Möglich, aber, wie für die Indogermanistik üblich, hypothetisch. Interessant wäre dann auch die Frage, ob westl. oder östl. Altai, sowie, ob sprachl. Verwandtschaft mit den altaischen Sprachen.

Ausonius
19.11.2012, 11:39
Dass man natürlich ein "Urvolk" bezweifeln mag, ist nicht inkorrekt und völlig berechtigt; vielmehr geht es aber hierbei um die abstrakte Urheimat und die ersten Indizien, die innerhalb unserer Wahrnehmung liegen. Über die Wanderungen und den Zustand eines Urvolkes, sowie die heftig diskutierte Aufteilung der indogermanischen Sprachen ("Ab wann?", "Welche sprachl. Verwandtschaften liegen bei best. lexikalischen Gruppen häufiger vor, welche weniger? Z.B. landwirtschaftl. Lexik") wird dabei nicht viel ausgeführt - soll auch nicht, kann auch nicht.

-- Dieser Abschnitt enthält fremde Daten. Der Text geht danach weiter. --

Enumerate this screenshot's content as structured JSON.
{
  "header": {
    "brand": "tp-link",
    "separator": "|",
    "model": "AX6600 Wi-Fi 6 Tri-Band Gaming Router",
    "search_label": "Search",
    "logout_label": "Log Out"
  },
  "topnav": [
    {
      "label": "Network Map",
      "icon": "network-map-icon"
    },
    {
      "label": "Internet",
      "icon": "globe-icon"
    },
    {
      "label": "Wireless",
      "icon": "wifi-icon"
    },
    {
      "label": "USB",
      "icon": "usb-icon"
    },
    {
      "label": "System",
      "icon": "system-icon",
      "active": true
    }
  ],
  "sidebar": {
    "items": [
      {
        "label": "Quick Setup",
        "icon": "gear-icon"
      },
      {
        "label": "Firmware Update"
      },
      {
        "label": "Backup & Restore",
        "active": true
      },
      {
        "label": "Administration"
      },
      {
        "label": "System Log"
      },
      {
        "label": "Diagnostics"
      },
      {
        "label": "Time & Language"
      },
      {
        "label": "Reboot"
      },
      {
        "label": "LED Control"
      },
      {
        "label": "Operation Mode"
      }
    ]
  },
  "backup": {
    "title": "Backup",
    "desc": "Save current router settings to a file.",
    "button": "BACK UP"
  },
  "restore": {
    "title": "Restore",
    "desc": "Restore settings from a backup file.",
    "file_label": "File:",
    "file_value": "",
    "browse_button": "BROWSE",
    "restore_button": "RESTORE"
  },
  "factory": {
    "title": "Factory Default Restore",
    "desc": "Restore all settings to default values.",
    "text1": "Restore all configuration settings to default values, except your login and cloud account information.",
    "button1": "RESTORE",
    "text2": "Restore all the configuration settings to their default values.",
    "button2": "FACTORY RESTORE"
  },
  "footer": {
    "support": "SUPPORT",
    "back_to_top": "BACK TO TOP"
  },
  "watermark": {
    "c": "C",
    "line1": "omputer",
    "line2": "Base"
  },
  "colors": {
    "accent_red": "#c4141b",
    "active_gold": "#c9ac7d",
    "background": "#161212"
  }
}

Das Video schaue ich mir vielleicht später erst mal an. Was die von dir genannten Fragen betrifft, und die Möglichkeit, diese zu beantworten, bin ich ja der gleichen Meinung. Es ist nur so, dass gerade diese Fragen am meisten das populärwissenschaftliche Interesse treffen, um ein vielfaches mehr als die Zusammenhänge zwischen Toponymen und Lexemen. Meist geht es dabei um Ethnogenesen und Nationalismen (zugespitzt auf die Frage: "wer war zuerst da?", worum es grundsätzlich auch in diesem Thread) geht, aber es gibt auch durchaus Theorien bzgl. der Indoeuropäer, die dann politisch gesehen eher unser linkes Lager bedienen. Das betrifft natürlich Marija Gimbutas und ihre Protoeuropäer, die sich übrigens schön mit dem im Eingangsbeitrag genannten Herrn Atkinson als einem ihrer geistigen Nachfolger verbinden lässt.

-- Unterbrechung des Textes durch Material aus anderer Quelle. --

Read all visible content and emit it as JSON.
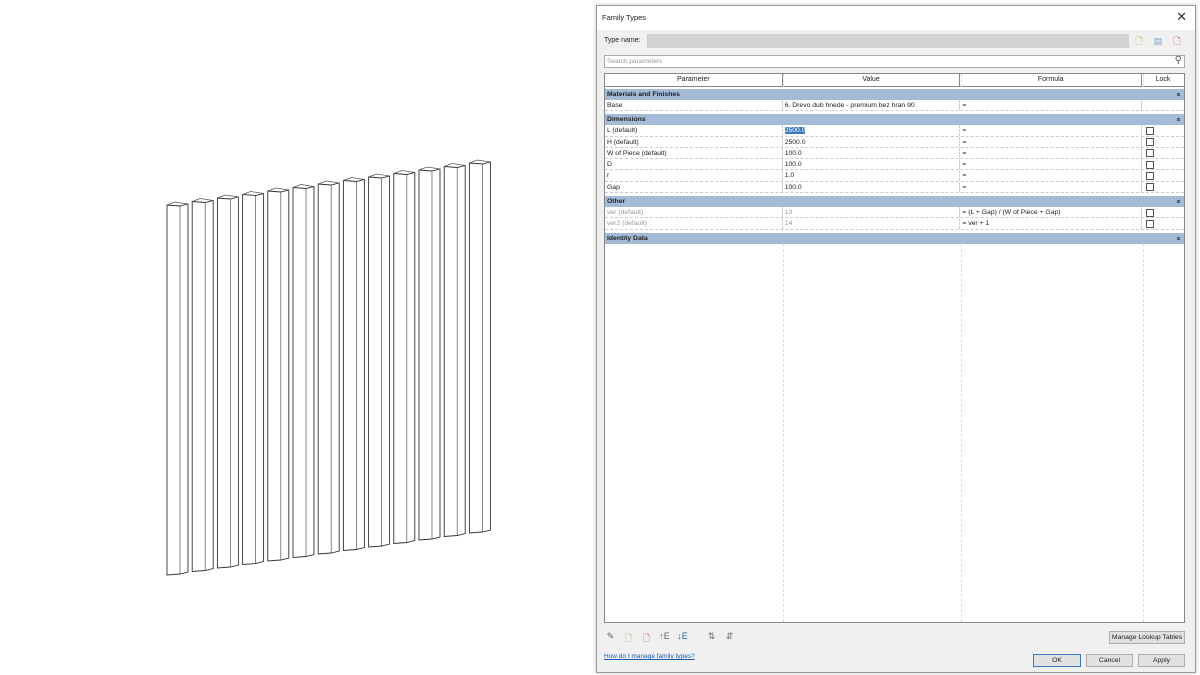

Mir ist es wichtig, bei solchen Themen darzulegen, dass die methodischen Möglichkeiten, die Antworten auf genannte Fragen zu treffen, sehr begrenzt sind.
Ich neige auch bei anderen frühgeschichtlichen Fragen mittlerweile zu der aktuellen Einstellung vieler Archäologen und Althistoriker, die Forschungshypothesen bewusst möglichst wenig interdisziplinär zu beantworten, dadurch methodische Fehler zu vermeiden und allgemein etwas vorsichtiger zu interpretieren.